GLOBAL - Infrastructure investors are targeting scarce opportunities in developed markets to avoid political and operational risk, despite emerging economies' demand for capital to fund grand-scale projects.
In a global ranking of transport infrastructure programmes published by consultancy EC Harris, only China among the six 'most attractive' infrastructure markets had a significant investment programme.
Chile - which has a mature regulatory environment and a successful public-private partnership programme - was the only other emerging economy considered 'highly attractive' in the 17-country study.
Investors deemed India, which has the largest investment programme of any country studied, only 'moderately attractive' - most likely, the authors speculated, because of its government's reluctance of ratify anti-corruption conventions. The government has announced plans to invest $1trn (€700bn) in infrastructure over the next five years.
Russia, which has the world's third-largest investment programme, appeared in the 'less attractive' red zone for attractiveness - behind only Romania, Argentina and Venezuela (both for projects and attractiveness).
In contrast, Germany topped the poll as an attractive transport sector - despite ranking eighth for opportunities presented by a €150bn infrastructure plan earmarked for completion by 2015.
The poll measured the 17 countries against criteria including political and economic stability, government incentives and policies and private finance channels available for inward investment.
Its findings are an indication that politico-economic stability and effective regulation are trending upward on the list of investor concerns.
Its authors suggested that, despite plans for significant programmes to improve infrastructure, a lack of fiscal, political and operational clarity in India, Russia and Brazil had deterred inward investment.

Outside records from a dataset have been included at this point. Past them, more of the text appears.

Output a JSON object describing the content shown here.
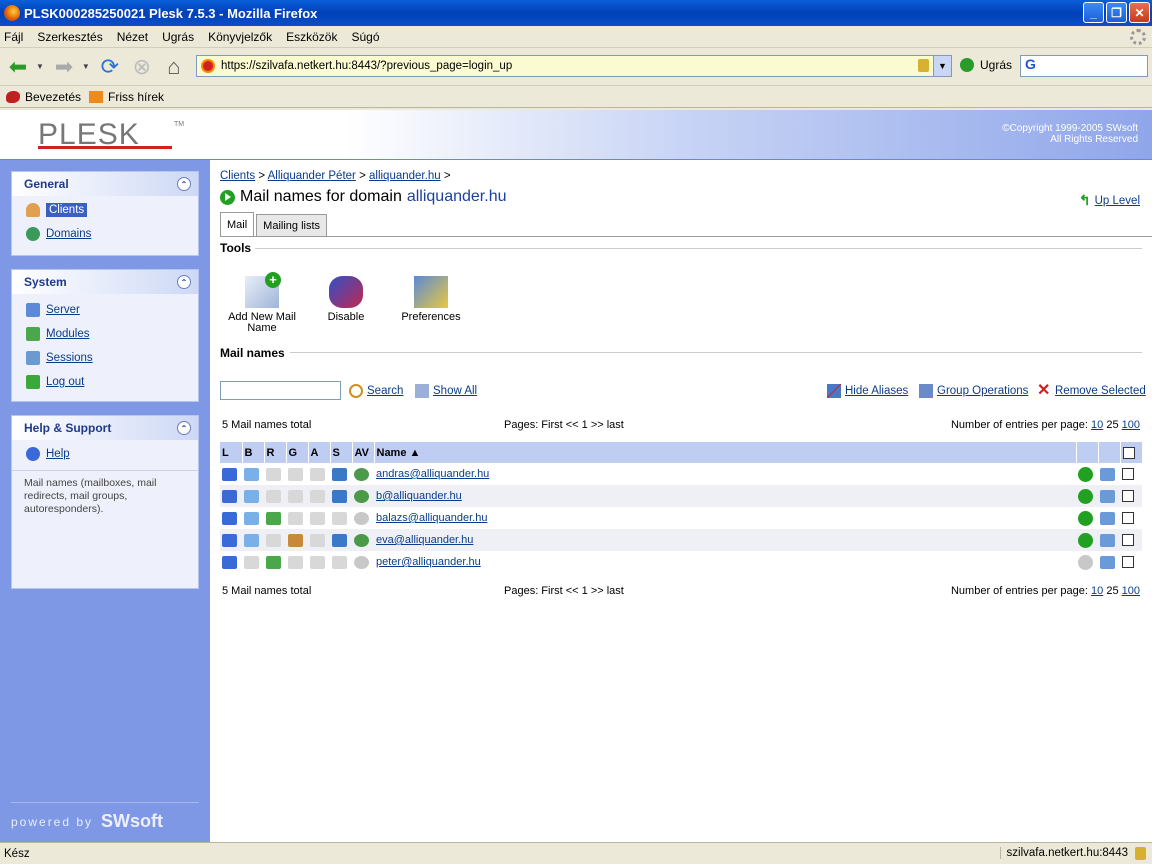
{
  "window": {
    "title": "PLSK000285250021 Plesk 7.5.3 - Mozilla Firefox"
  },
  "menu": [
    "Fájl",
    "Szerkesztés",
    "Nézet",
    "Ugrás",
    "Könyvjelzők",
    "Eszközök",
    "Súgó"
  ],
  "nav": {
    "url": "https://szilvafa.netkert.hu:8443/?previous_page=login_up",
    "go_label": "Ugrás",
    "search_engine": "G"
  },
  "bookmarks": [
    "Bevezetés",
    "Friss hírek"
  ],
  "header": {
    "logo": "PLESK",
    "logo_tm": "TM",
    "copyright_line1": "©Copyright 1999-2005 SWsoft",
    "copyright_line2": "All Rights Reserved"
  },
  "sidebar": {
    "general": {
      "title": "General",
      "items": [
        "Clients",
        "Domains"
      ]
    },
    "system": {
      "title": "System",
      "items": [
        "Server",
        "Modules",
        "Sessions",
        "Log out"
      ]
    },
    "help": {
      "title": "Help & Support",
      "items": [
        "Help"
      ],
      "text": "Mail names (mailboxes, mail redirects, mail groups, autoresponders)."
    },
    "powered_by": "powered by",
    "powered_brand": "SWsoft"
  },
  "main": {
    "breadcrumb": {
      "b1": "Clients",
      "sep1": ">",
      "b2": "Alliquander Péter",
      "sep2": ">",
      "b3": "alliquander.hu",
      "sep3": ">"
    },
    "title_prefix": "Mail names for domain",
    "title_domain": "alliquander.hu",
    "up_level": "Up Level",
    "tabs": [
      "Mail",
      "Mailing lists"
    ],
    "tools_label": "Tools",
    "tools": [
      "Add New Mail Name",
      "Disable",
      "Preferences"
    ],
    "mailnames_label": "Mail names",
    "search_button": "Search",
    "show_all": "Show All",
    "hide_aliases": "Hide Aliases",
    "group_operations": "Group Operations",
    "remove_selected": "Remove Selected",
    "total": "5 Mail names total",
    "pages": "Pages: First << 1 >> last",
    "entries_label": "Number of entries per page:",
    "entries": [
      "10",
      "25",
      "100"
    ],
    "columns": [
      "L",
      "B",
      "R",
      "G",
      "A",
      "S",
      "AV",
      "Name ▲"
    ],
    "rows": [
      {
        "name": "andras@alliquander.hu"
      },
      {
        "name": "b@alliquander.hu"
      },
      {
        "name": "balazs@alliquander.hu"
      },
      {
        "name": "eva@alliquander.hu"
      },
      {
        "name": "peter@alliquander.hu"
      }
    ]
  },
  "status": {
    "left": "Kész",
    "right": "szilvafa.netkert.hu:8443"
  }
}
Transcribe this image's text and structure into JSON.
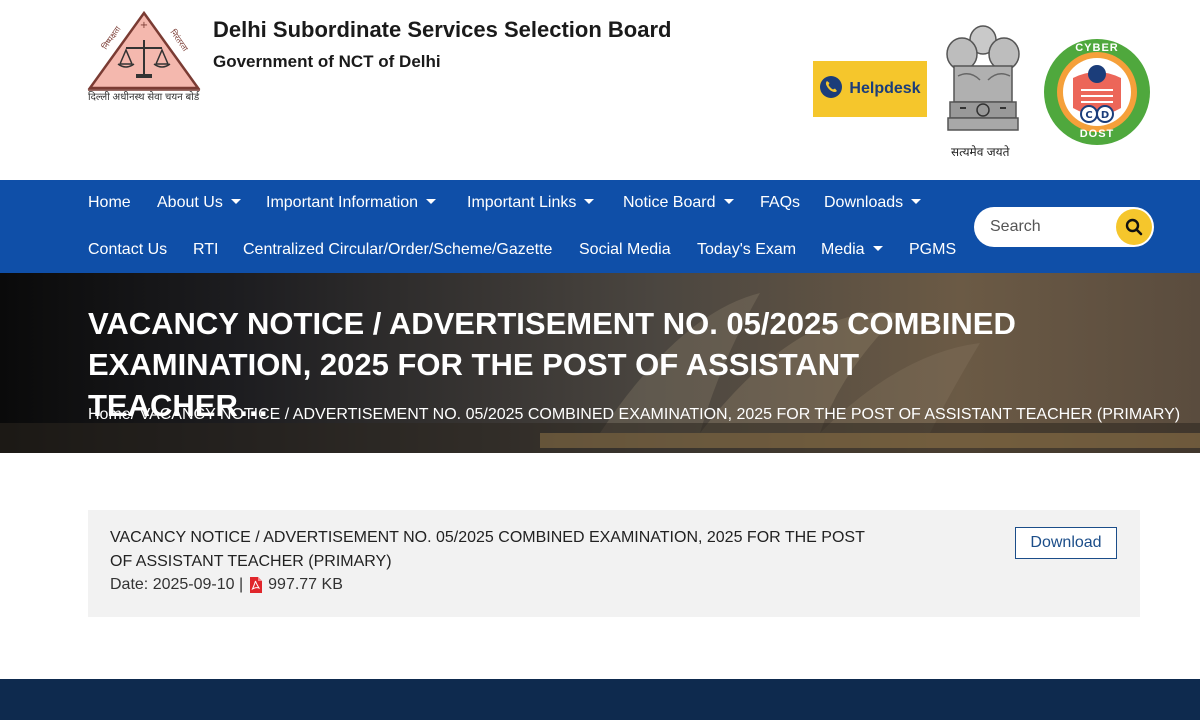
{
  "header": {
    "org_title": "Delhi Subordinate Services Selection Board",
    "org_subtitle": "Government of NCT of Delhi",
    "logo_caption": "दिल्ली अधीनस्थ सेवा चयन बोर्ड",
    "helpdesk_label": "Helpdesk",
    "emblem_caption": "सत्यमेव जयते",
    "cyber_top": "CYBER",
    "cyber_bottom": "DOST"
  },
  "nav": {
    "row1": [
      {
        "label": "Home"
      },
      {
        "label": "About Us"
      },
      {
        "label": "Important Information"
      },
      {
        "label": "Important Links"
      },
      {
        "label": "Notice Board"
      },
      {
        "label": "FAQs"
      },
      {
        "label": "Downloads"
      }
    ],
    "row2": [
      {
        "label": "Contact Us"
      },
      {
        "label": "RTI"
      },
      {
        "label": "Centralized Circular/Order/Scheme/Gazette"
      },
      {
        "label": "Social Media"
      },
      {
        "label": "Today's Exam"
      },
      {
        "label": "Media"
      },
      {
        "label": "PGMS"
      }
    ],
    "search_placeholder": "Search"
  },
  "hero": {
    "title": "VACANCY NOTICE / ADVERTISEMENT NO. 05/2025 COMBINED EXAMINATION, 2025 FOR THE POST OF ASSISTANT TEACHER…",
    "breadcrumb_home": "Home",
    "breadcrumb_current": "/ VACANCY NOTICE / ADVERTISEMENT NO. 05/2025 COMBINED EXAMINATION, 2025 FOR THE POST OF ASSISTANT TEACHER (PRIMARY)"
  },
  "notice": {
    "title": "VACANCY NOTICE / ADVERTISEMENT NO. 05/2025 COMBINED EXAMINATION, 2025 FOR THE POST OF ASSISTANT TEACHER (PRIMARY)",
    "date_text": "Date: 2025-09-10 |",
    "file_size": "997.77 KB",
    "file_icon": "pdf-icon",
    "download_label": "Download"
  },
  "colors": {
    "nav_bg": "#0f4fa8",
    "accent_yellow": "#f5c62c",
    "footer_bg": "#0e2a4e",
    "pdf_red": "#e0262b"
  }
}
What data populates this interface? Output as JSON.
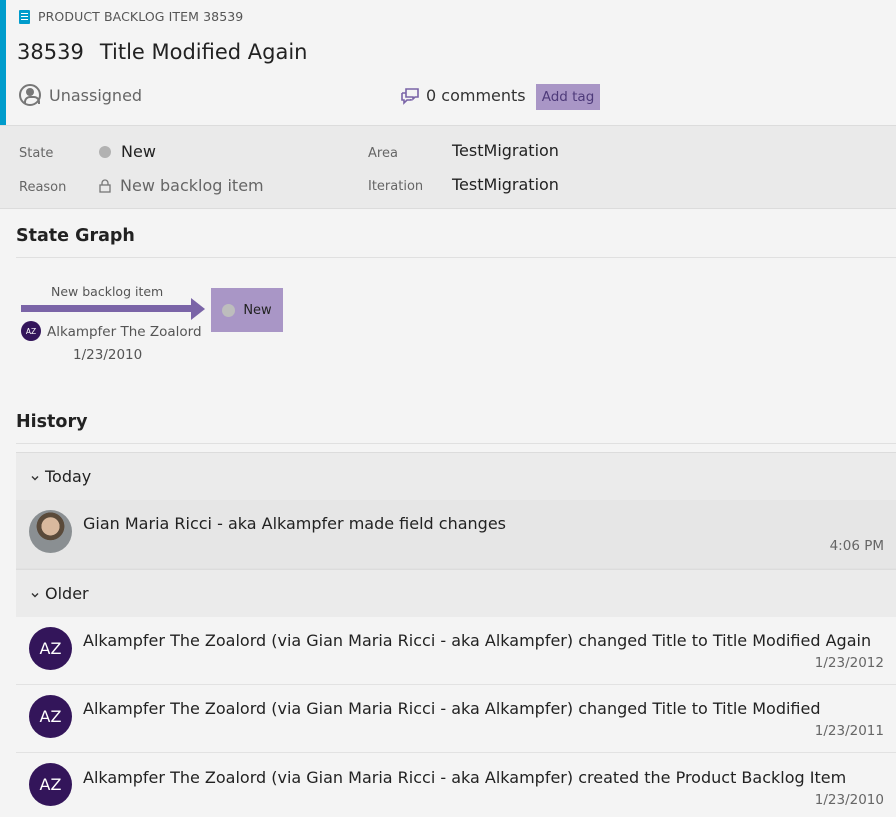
{
  "header": {
    "type_label": "PRODUCT BACKLOG ITEM 38539",
    "id": "38539",
    "title": "Title Modified Again",
    "assigned": "Unassigned",
    "comments": "0 comments",
    "add_tag": "Add tag"
  },
  "fields": {
    "state_label": "State",
    "state_value": "New",
    "reason_label": "Reason",
    "reason_value": "New backlog item",
    "area_label": "Area",
    "area_value": "TestMigration",
    "iteration_label": "Iteration",
    "iteration_value": "TestMigration"
  },
  "state_graph": {
    "title": "State Graph",
    "transition_label": "New backlog item",
    "user_initials": "AZ",
    "user": "Alkampfer The Zoalord",
    "date": "1/23/2010",
    "state": "New"
  },
  "history": {
    "title": "History",
    "groups": [
      {
        "label": "Today",
        "items": [
          {
            "initials": "",
            "text": "Gian Maria Ricci - aka Alkampfer made field changes",
            "time": "4:06 PM"
          }
        ]
      },
      {
        "label": "Older",
        "items": [
          {
            "initials": "AZ",
            "text": "Alkampfer The Zoalord (via Gian Maria Ricci - aka Alkampfer) changed Title to Title Modified Again",
            "time": "1/23/2012"
          },
          {
            "initials": "AZ",
            "text": "Alkampfer The Zoalord (via Gian Maria Ricci - aka Alkampfer) changed Title to Title Modified",
            "time": "1/23/2011"
          },
          {
            "initials": "AZ",
            "text": "Alkampfer The Zoalord (via Gian Maria Ricci - aka Alkampfer) created the Product Backlog Item",
            "time": "1/23/2010"
          }
        ]
      }
    ]
  },
  "colors": {
    "accent": "#009ccc",
    "state_purple": "#7a64a7",
    "tag_purple": "#a996c6",
    "avatar_dark": "#33155a"
  }
}
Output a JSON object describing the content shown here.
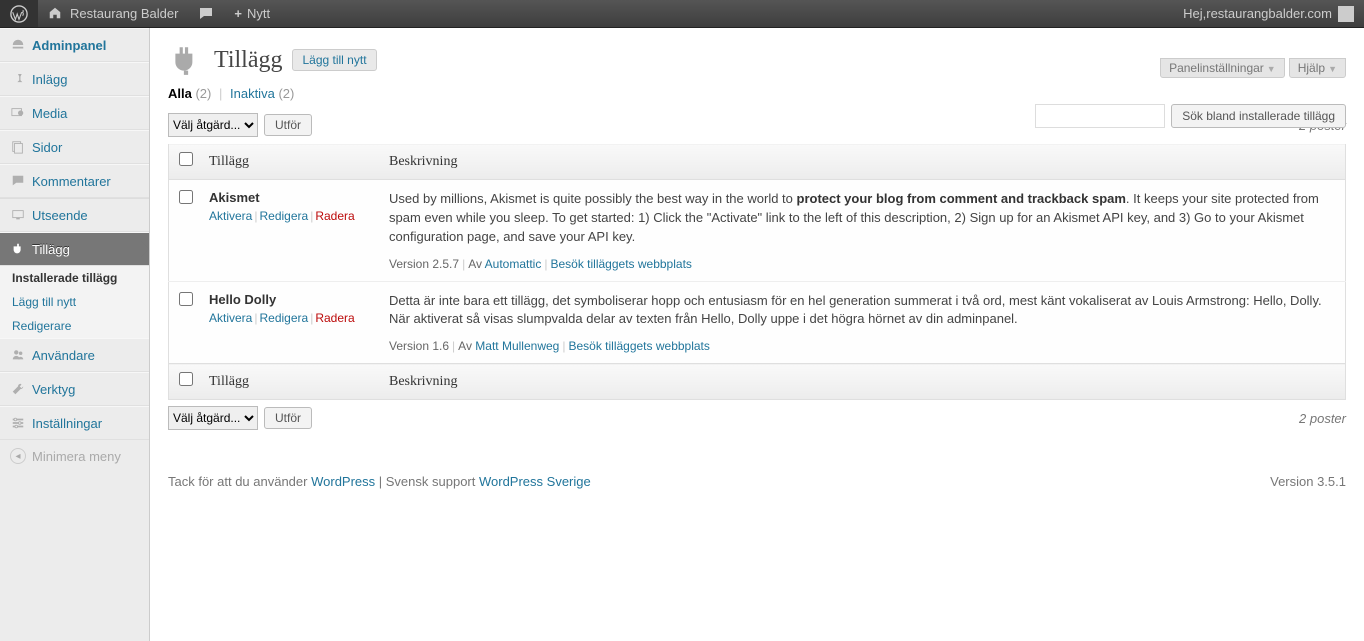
{
  "adminbar": {
    "site_name": "Restaurang Balder",
    "new_label": "Nytt",
    "howdy_prefix": "Hej, ",
    "user_display": "restaurangbalder.com"
  },
  "sidebar": {
    "items": [
      {
        "id": "dashboard",
        "label": "Adminpanel",
        "icon": "dashboard-icon"
      },
      {
        "id": "posts",
        "label": "Inlägg",
        "icon": "pin-icon"
      },
      {
        "id": "media",
        "label": "Media",
        "icon": "media-icon"
      },
      {
        "id": "pages",
        "label": "Sidor",
        "icon": "pages-icon"
      },
      {
        "id": "comments",
        "label": "Kommentarer",
        "icon": "comments-icon"
      },
      {
        "id": "appearance",
        "label": "Utseende",
        "icon": "appearance-icon"
      },
      {
        "id": "plugins",
        "label": "Tillägg",
        "icon": "plugins-icon",
        "current": true
      },
      {
        "id": "users",
        "label": "Användare",
        "icon": "users-icon"
      },
      {
        "id": "tools",
        "label": "Verktyg",
        "icon": "tools-icon"
      },
      {
        "id": "settings",
        "label": "Inställningar",
        "icon": "settings-icon"
      }
    ],
    "plugins_submenu": {
      "installed": "Installerade tillägg",
      "add_new": "Lägg till nytt",
      "editor": "Redigerare"
    },
    "collapse_label": "Minimera meny"
  },
  "screen_meta": {
    "screen_options": "Panelinställningar",
    "help": "Hjälp"
  },
  "header": {
    "title": "Tillägg",
    "add_new": "Lägg till nytt"
  },
  "filters": {
    "all_label": "Alla",
    "all_count": "(2)",
    "inactive_label": "Inaktiva",
    "inactive_count": "(2)"
  },
  "search": {
    "button": "Sök bland installerade tillägg"
  },
  "bulk": {
    "select_placeholder": "Välj åtgärd...",
    "apply": "Utför"
  },
  "table": {
    "col_plugin": "Tillägg",
    "col_desc": "Beskrivning",
    "items_count_label": "2 poster"
  },
  "row_actions": {
    "activate": "Aktivera",
    "edit": "Redigera",
    "delete": "Radera"
  },
  "plugins": [
    {
      "name": "Akismet",
      "desc_pre": "Used by millions, Akismet is quite possibly the best way in the world to ",
      "desc_strong": "protect your blog from comment and trackback spam",
      "desc_mid": ". It keeps your site protected from spam even while you sleep. To get started: 1) Click the \"Activate\" link to the left of this description, 2) ",
      "desc_link": "Sign up for an Akismet API key",
      "desc_post": ", and 3) Go to your Akismet configuration page, and save your API key.",
      "version_label": "Version 2.5.7",
      "author_prefix": "Av ",
      "author": "Automattic",
      "visit_site": "Besök tilläggets webbplats"
    },
    {
      "name": "Hello Dolly",
      "desc_full": "Detta är inte bara ett tillägg, det symboliserar hopp och entusiasm för en hel generation summerat i två ord, mest känt vokaliserat av Louis Armstrong: Hello, Dolly. När aktiverat så visas slumpvalda delar av texten från Hello, Dolly uppe i det högra hörnet av din adminpanel.",
      "version_label": "Version 1.6",
      "author_prefix": "Av ",
      "author": "Matt Mullenweg",
      "visit_site": "Besök tilläggets webbplats"
    }
  ],
  "footer": {
    "thanks_pre": "Tack för att du använder ",
    "wp_link": "WordPress",
    "sep": " | ",
    "support_pre": "Svensk support ",
    "support_link": "WordPress Sverige",
    "version": "Version 3.5.1"
  }
}
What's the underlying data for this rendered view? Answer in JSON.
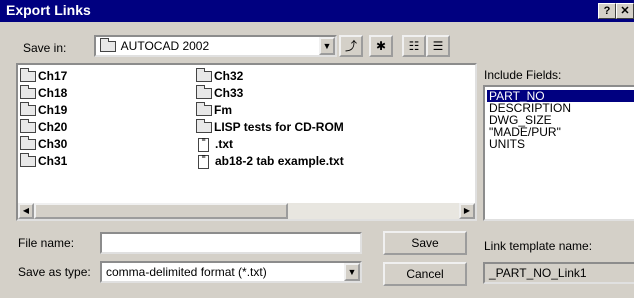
{
  "window": {
    "title": "Export Links",
    "help_button": "?",
    "close_button": "✕"
  },
  "save_in": {
    "label": "Save in:",
    "value": "AUTOCAD 2002"
  },
  "files": [
    {
      "name": "Ch17",
      "type": "folder"
    },
    {
      "name": "Ch18",
      "type": "folder"
    },
    {
      "name": "Ch19",
      "type": "folder"
    },
    {
      "name": "Ch20",
      "type": "folder"
    },
    {
      "name": "Ch30",
      "type": "folder"
    },
    {
      "name": "Ch31",
      "type": "folder"
    },
    {
      "name": "Ch32",
      "type": "folder"
    },
    {
      "name": "Ch33",
      "type": "folder"
    },
    {
      "name": "Fm",
      "type": "folder"
    },
    {
      "name": "LISP tests for CD-ROM",
      "type": "folder"
    },
    {
      "name": ".txt",
      "type": "file"
    },
    {
      "name": "ab18-2 tab example.txt",
      "type": "file"
    }
  ],
  "include_fields": {
    "label": "Include Fields:",
    "items": [
      "PART_NO",
      "DESCRIPTION",
      "DWG_SIZE",
      "\"MADE/PUR\"",
      "UNITS"
    ],
    "selected": "PART_NO"
  },
  "file_name": {
    "label": "File name:",
    "value": ""
  },
  "save_as_type": {
    "label": "Save as type:",
    "value": "comma-delimited format (*.txt)"
  },
  "buttons": {
    "save": "Save",
    "cancel": "Cancel"
  },
  "link_template": {
    "label": "Link template name:",
    "value": "_PART_NO_Link1"
  },
  "colors": {
    "title_bar": "#000080",
    "selection": "#000080",
    "face": "#d4d0c8"
  }
}
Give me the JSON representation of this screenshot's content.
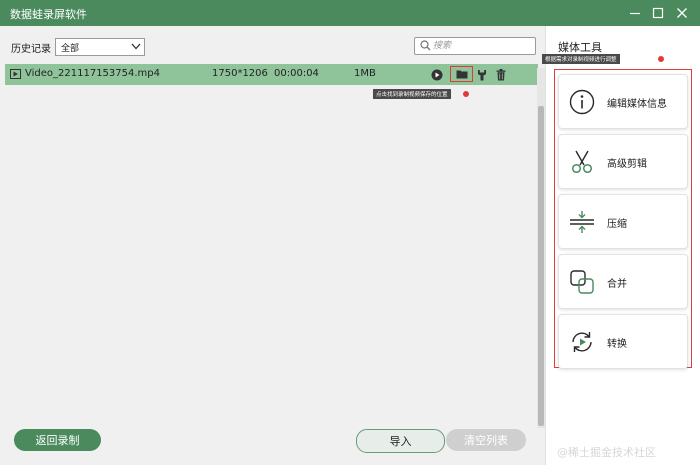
{
  "app": {
    "title": "数据蛙录屏软件"
  },
  "window_controls": {
    "minimize_icon": "minimize-icon",
    "maximize_icon": "maximize-icon",
    "close_icon": "close-icon"
  },
  "toolbar": {
    "history_label": "历史记录",
    "history_filter": {
      "selected": "全部"
    },
    "search": {
      "placeholder": "搜索"
    }
  },
  "recordings": [
    {
      "name": "Video_221117153754.mp4",
      "resolution": "1750*1206",
      "duration": "00:00:04",
      "size": "1MB"
    }
  ],
  "tooltips": {
    "folder": "点击找到录制视频保存的位置",
    "media_tools": "根据需求对录制视频进行调整"
  },
  "sidebar": {
    "title": "媒体工具",
    "tools": [
      {
        "label": "编辑媒体信息",
        "icon": "info-icon"
      },
      {
        "label": "高级剪辑",
        "icon": "scissors-icon"
      },
      {
        "label": "压缩",
        "icon": "compress-icon"
      },
      {
        "label": "合并",
        "icon": "merge-icon"
      },
      {
        "label": "转换",
        "icon": "convert-icon"
      }
    ]
  },
  "buttons": {
    "back": "返回录制",
    "import": "导入",
    "clear": "清空列表"
  },
  "watermark": "@稀土掘金技术社区",
  "colors": {
    "accent": "#4a8a5d",
    "row_selected": "#8fc49b",
    "highlight": "#e03b3b"
  }
}
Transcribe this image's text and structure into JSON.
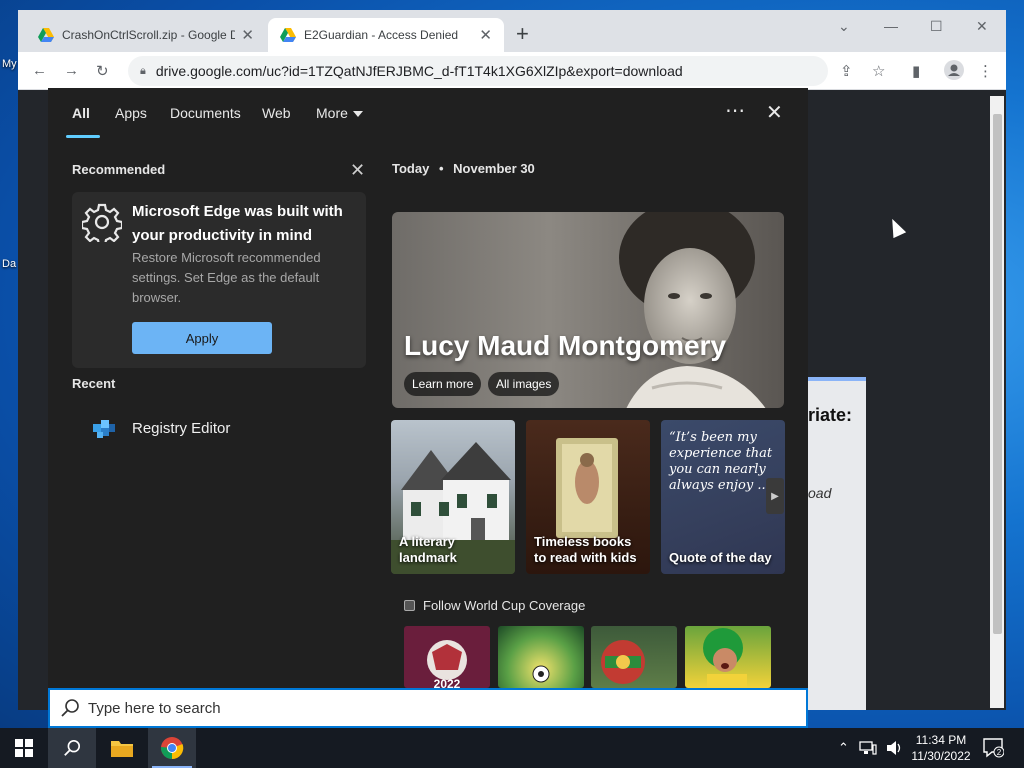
{
  "desktop": {
    "labels": [
      "My",
      "Da"
    ]
  },
  "browser": {
    "tabs": [
      {
        "title": "CrashOnCtrlScroll.zip - Google Drive",
        "active": false
      },
      {
        "title": "E2Guardian - Access Denied",
        "active": true
      }
    ],
    "address": "drive.google.com/uc?id=1TZQatNJfERJBMC_d-fT1T4k1XG6XlZIp&export=download",
    "page_fragments": {
      "heading_fragment": "riate:",
      "link_fragment": "oad"
    }
  },
  "search_panel": {
    "nav": {
      "items": [
        "All",
        "Apps",
        "Documents",
        "Web",
        "More"
      ]
    },
    "recommended": {
      "section_title": "Recommended",
      "card_title": "Microsoft Edge was built with your productivity in mind",
      "card_desc": "Restore Microsoft recommended settings. Set Edge as the default browser.",
      "apply_label": "Apply"
    },
    "recent": {
      "section_title": "Recent",
      "items": [
        "Registry Editor"
      ]
    },
    "today": {
      "label": "Today",
      "separator": "•",
      "date": "November 30",
      "hero_title": "Lucy Maud Montgomery",
      "hero_buttons": [
        "Learn more",
        "All images"
      ],
      "tiles": [
        {
          "caption": "A literary landmark"
        },
        {
          "caption": "Timeless books to read with kids"
        },
        {
          "caption": "Quote of the day",
          "quote": "“It’s been my experience that you can nearly always enjoy ..."
        }
      ],
      "world_cup_title": "Follow World Cup Coverage",
      "world_cup_badge": "2022"
    }
  },
  "searchbox": {
    "placeholder": "Type here to search"
  },
  "taskbar": {
    "clock_time": "11:34 PM",
    "clock_date": "11/30/2022",
    "notification_count": "2"
  },
  "colors": {
    "accent": "#60cdff",
    "apply_button": "#6cb4f5",
    "panel_bg": "#202020",
    "taskbar_bg": "#151a22",
    "search_border": "#0078d7"
  }
}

Brazil has instigated an infrastructure development programme that includes a BRL50bn (€21.8bn) road-building programme, BRL46bn for rail, BRL3bn for airports and BRL5.1bn for ports.
In sectoral terms, government commitments to climate change targets are leading to greater investment in rail and port infrastructures.
However, there was significant diversity in investors' estimate of market attractiveness depending on the sector.
Gulf Cooperation Council states topped the poll for ports, while China scored highest for aviation after it announced it is to build 45 airports over the next five years. The US scored highest on roads.